Die Verwaltung speziell in Berlin scheint vor allem mit sich selbst beschäftigt, auch ohne Pandemie oder Krise. Terminvergabe im Bürgeramt: seit Jahren ein Problem. Elterngeld? Kann Monate dauern. Jugendämter? Schließen wochenlang, um Rückstände abzuarbeiten. Digitalisierung: kommt kaum voran.

Auch hier gilt es nicht zu vergessen: Ältere haben oft kein Internet.
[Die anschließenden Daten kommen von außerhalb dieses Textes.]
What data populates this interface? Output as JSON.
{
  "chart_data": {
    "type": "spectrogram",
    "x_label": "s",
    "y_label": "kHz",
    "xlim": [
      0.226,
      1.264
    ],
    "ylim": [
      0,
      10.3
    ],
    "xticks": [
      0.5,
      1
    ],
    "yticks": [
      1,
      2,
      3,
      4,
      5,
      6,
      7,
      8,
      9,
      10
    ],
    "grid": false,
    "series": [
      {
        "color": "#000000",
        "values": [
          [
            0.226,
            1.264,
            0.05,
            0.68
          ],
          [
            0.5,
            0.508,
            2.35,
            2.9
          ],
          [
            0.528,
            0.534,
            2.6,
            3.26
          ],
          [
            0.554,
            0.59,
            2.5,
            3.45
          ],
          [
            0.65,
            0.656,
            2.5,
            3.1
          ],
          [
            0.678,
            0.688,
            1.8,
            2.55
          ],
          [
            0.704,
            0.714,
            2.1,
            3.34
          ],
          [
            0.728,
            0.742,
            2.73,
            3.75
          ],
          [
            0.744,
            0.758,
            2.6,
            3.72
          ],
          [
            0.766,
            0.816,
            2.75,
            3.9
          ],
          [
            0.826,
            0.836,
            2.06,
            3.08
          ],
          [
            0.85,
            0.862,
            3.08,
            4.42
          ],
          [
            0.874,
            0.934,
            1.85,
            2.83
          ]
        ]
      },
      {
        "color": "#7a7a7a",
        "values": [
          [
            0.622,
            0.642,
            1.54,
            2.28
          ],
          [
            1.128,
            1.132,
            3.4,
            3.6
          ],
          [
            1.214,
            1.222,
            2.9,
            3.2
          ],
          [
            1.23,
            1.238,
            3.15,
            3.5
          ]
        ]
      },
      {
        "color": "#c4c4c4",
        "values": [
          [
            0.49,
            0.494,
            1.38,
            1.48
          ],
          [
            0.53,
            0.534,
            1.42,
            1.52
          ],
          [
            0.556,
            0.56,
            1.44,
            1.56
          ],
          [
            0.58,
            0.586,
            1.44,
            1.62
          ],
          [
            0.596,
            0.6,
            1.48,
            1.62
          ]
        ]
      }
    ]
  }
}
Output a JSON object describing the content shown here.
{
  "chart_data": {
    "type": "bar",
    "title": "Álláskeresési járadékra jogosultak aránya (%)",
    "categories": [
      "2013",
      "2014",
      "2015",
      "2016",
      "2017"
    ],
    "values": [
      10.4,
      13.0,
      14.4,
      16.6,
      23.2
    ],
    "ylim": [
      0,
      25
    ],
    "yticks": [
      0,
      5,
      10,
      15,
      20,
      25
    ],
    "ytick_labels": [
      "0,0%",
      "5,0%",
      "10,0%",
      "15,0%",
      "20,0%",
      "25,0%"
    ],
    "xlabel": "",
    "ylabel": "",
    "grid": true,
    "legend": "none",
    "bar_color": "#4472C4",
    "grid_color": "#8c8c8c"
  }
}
Schickt man ihnen einen Link zum Impftermin oder einen QR-Code, den sie scannen sollen, dann sind jene Älteren ohne Kinder oder Enkel geliefert. Rufen sie dann bei der Behörde an, geht niemand ans Telefon. Kein Zustand! Verwaltung muss für alle da sein und: Sie muss Ergebnisse produzieren.

So wie derzeit ist es nicht gedacht. Aus „Alle Staatsgewalt geht vom Volke aus“ (Grundgesetz) und „wesentliche Fragen gehören ins Parlament“ (Bundesverfassungsgericht) folgt: Das Volk macht seine Gesetze selbst, auch die für das Verwaltungsverfahren. Staatsdiener sind eigentlich Volksdiener. Das Volk sollte sie zu einer Ermöglichungsmentalität verpflichten.